Le mot système, du grec systêma, assemblage, vient du verbe systeô, qui signifie attacher ensemble, entrelacer, et peut également être dérivé  de syn, avec, et tithêmi, je place. D'après cette étymologie, un système est un ensemble de parties étroitement liées ensemble et qui, le plus souvent, se rapportent toutes à quelque partie plus importante, laquelle prend tantôt le nom de centre et tantôt celui de principe du système. Il s'agit là, comme on voit, d'une idée très générale, extrêmement voisine de l'idée d'ordre (au sens leibnizien du mot). Leibniz, on le sait, considérait l'espace et le temps comme des espèces d'ordres, et il donnait encore comme exemple d'ordre un arbre généalogique. Il semble que le système soit un ordre plus défini et plus complexe dont les parties composantes ont entre elles non seulement des rapports de ressemblance (homogénéité, affinité, analogie), mais encore des rapports de dépendance réciproque (coordination et même subordination). Un système naturel est un système existant objectivement dans la nature, c.-à-d. un ensemble de choses réellement existantes et liées entre elles par des rapports de ressemblance et de dépendance réciproques : c'est en ce sens qu'on parle du système solaire (ensemble constitué par le Soleil et les planètes, elles-mêmes escortées de leurs satellites, qui gravitent autour de lui), du système nerveux (ensemble des cellules nerveuses et de leurs prolongements constitué par les nerfs, la moelle et le cerveau), etc. En géologie (en géologie, on, appelle système ou terrain l'ensemble des couches qui se sont déposées pendant une période déterminée de l'histoire du globe), en minéralogie, en pétrographie, le mot système s'emploie encore avec cette signification objective, c.-à-d. pour désigner un ensemble de faits plus ou moins solidaires les uns des autres et le plus souvent conditionnés par une cause commune ou par un groupe de causes qui ont toutes ensemble coopéré à les produire. 

Mais on peut aussi entendre par système le résultat d'une coordination subjective, une oeuvre de l'esprit humain. Ainsi l'entendait Condillac, dans son Traité des systèmes, lorsqu'il le définissait comme : 

« la disposition des différentes parties d'un art ou d'une science dans un ordre où elles se soutiennent toutes mutuellement, et où les dernières s'expliquent par les premières ». 
Et Condillac ajoutait : 
« celles qui rendent raison des autres s'appellent principes, et le système est d'autant plus parfait que les principes sont en plus petit nombre : il est même à souhaiter qu'on les réduise à un seul ».
Quand les astronomes parlent des systèmes de Ptolémée, de Tycho-Brahé, de Copernic, ils prennent le mot système en ce sens, et c'est encore le sens du mot en botanique, lorsqu'on l'applique à la classification linnéenne des végétaux. Il semble cependant que, dans ce dernier cas, il suggère l'idée d'une coordination artificielle et rigide, peut-être utile pour des fins pratiques, mais sans conformité avec les véritables rapports des choses. Du moins les botanistes opposent volontiers le système de Linné (ou classification artificielle) à la méthode de Jussieu (ou classification dite naturelle), celle ci n'étant nullement arrêtée comme l'autre jusque dans ses derniers détails à la façon d'une carte immuable, mais posant seulement quelques jalons et dessinant quelques lignes pour permettre à la science de suivre et de reproduire avec une approximation toujours croissante l'infinie variété des rapports qui se découvriront indéfiniment à elle dans la nature.
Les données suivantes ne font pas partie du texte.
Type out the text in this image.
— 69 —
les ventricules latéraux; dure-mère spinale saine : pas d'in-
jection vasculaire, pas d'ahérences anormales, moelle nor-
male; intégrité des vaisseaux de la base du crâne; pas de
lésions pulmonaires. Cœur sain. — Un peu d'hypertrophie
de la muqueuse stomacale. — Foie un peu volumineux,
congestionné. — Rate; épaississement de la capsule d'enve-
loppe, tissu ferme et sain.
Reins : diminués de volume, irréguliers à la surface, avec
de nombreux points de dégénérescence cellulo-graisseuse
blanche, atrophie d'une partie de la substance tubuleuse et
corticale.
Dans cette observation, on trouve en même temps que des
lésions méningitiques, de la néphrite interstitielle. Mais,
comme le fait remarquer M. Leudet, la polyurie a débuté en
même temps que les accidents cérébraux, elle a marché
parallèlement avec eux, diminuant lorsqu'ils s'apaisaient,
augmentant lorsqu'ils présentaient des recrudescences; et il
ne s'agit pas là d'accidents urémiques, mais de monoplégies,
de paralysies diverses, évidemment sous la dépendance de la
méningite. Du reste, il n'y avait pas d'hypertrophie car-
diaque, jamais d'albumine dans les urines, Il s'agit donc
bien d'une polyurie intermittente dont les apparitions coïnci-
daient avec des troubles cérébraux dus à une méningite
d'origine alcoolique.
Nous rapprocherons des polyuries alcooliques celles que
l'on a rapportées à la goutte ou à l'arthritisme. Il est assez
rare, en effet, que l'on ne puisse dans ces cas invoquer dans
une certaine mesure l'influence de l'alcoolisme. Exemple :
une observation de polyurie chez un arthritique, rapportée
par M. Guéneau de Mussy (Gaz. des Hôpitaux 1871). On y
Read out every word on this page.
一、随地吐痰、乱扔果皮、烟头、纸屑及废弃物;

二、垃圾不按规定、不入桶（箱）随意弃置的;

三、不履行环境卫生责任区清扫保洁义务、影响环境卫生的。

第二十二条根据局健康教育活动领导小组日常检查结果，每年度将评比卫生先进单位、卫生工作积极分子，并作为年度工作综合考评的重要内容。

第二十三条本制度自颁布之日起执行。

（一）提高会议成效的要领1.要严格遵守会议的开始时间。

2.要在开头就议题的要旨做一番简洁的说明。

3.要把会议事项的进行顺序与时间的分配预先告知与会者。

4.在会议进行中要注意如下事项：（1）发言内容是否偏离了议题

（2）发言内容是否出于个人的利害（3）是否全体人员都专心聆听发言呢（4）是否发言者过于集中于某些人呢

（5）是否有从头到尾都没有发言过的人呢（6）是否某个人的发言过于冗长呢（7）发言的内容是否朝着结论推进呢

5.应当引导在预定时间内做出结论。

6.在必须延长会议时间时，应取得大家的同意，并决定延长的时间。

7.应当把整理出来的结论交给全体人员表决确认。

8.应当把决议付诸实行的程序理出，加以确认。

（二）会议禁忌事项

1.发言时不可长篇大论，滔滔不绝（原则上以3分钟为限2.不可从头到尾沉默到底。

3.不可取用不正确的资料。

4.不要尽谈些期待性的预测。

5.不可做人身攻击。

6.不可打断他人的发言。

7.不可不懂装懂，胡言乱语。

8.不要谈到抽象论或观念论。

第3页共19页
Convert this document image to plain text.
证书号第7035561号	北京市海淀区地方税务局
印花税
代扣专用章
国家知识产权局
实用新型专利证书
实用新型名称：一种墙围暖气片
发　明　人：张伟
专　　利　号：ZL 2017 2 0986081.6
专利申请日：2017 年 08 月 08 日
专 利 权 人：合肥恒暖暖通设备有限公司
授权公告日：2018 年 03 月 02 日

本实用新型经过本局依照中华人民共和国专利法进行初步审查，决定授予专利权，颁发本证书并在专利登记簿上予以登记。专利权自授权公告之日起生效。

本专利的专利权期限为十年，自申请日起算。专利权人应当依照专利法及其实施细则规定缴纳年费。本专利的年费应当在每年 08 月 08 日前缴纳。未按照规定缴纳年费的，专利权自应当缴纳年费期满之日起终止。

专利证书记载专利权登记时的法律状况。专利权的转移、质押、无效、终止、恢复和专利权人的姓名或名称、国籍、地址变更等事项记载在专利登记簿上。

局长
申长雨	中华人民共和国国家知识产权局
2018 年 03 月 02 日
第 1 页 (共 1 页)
En philosophie, on entend par système un essai d'explication universelle, la réduction de l'ensemble des choses à un petit nombre de principes ou même à un principe unique. Le nombre des systèmes philosophiques n'est très grand qu'en apparence : en réalité, ils peuvent tous se ramener à trois ou quatre. Victor Cousin reconnaissait quatre grands systèmes : le sensualisme ou empirisme, l'idéalisme, le scepticisme et le mysticisme; mais cette classification est, d'une part, trop étroite, puisqu'elle ne laisse aucune place pour le panthéisme, qui a cependant une physionomie bien distincte, et, d'autre part; trop large, puisqu'elle voit un système philosophique dans le mysticisme, qui est bien plutôt une simple tendance d'esprit, commune à des philosophes très différents les uns des autres, ceux-ci idéalistes comme Malebranche, ceux-là panthéistes comme Spinoza, etc. En se plaçant, non comme V. Cousin, au point de vue relativement étroit de l'origine de la connaissance humaine, mais au point de vue plus large et vraiment métaphysique de la nature de l'être, on peut déduire comme il suit la classification générale des systèmes philosophiques. L'ensemble des choses se rapportant nécessairement, soit à l'objet (monde extérieur), soit au sujet (esprit), on bien l'on cherche dans le sujet l'explication de l'objet (idéalisme, spiritualisme), ou bien l'on cherche dans l'objet l'explication du sujet (matétialisme) ou bien l'on cherche l'explication du sujet et de l'objet dans un tertium quid qui, sans être actuellement l'un ou l'autre, les contienne tous deux en puissance (panthéisme, monisme); ou bien enfin l'on déclare impossible toute explication systématique des choses, le sujet et l'objet ne pouvant ni se réduire l'un à l'autre, ni se ramener à l'unité d'un troisième principe (scepticisme, phénoménisme, positivisme, etc.).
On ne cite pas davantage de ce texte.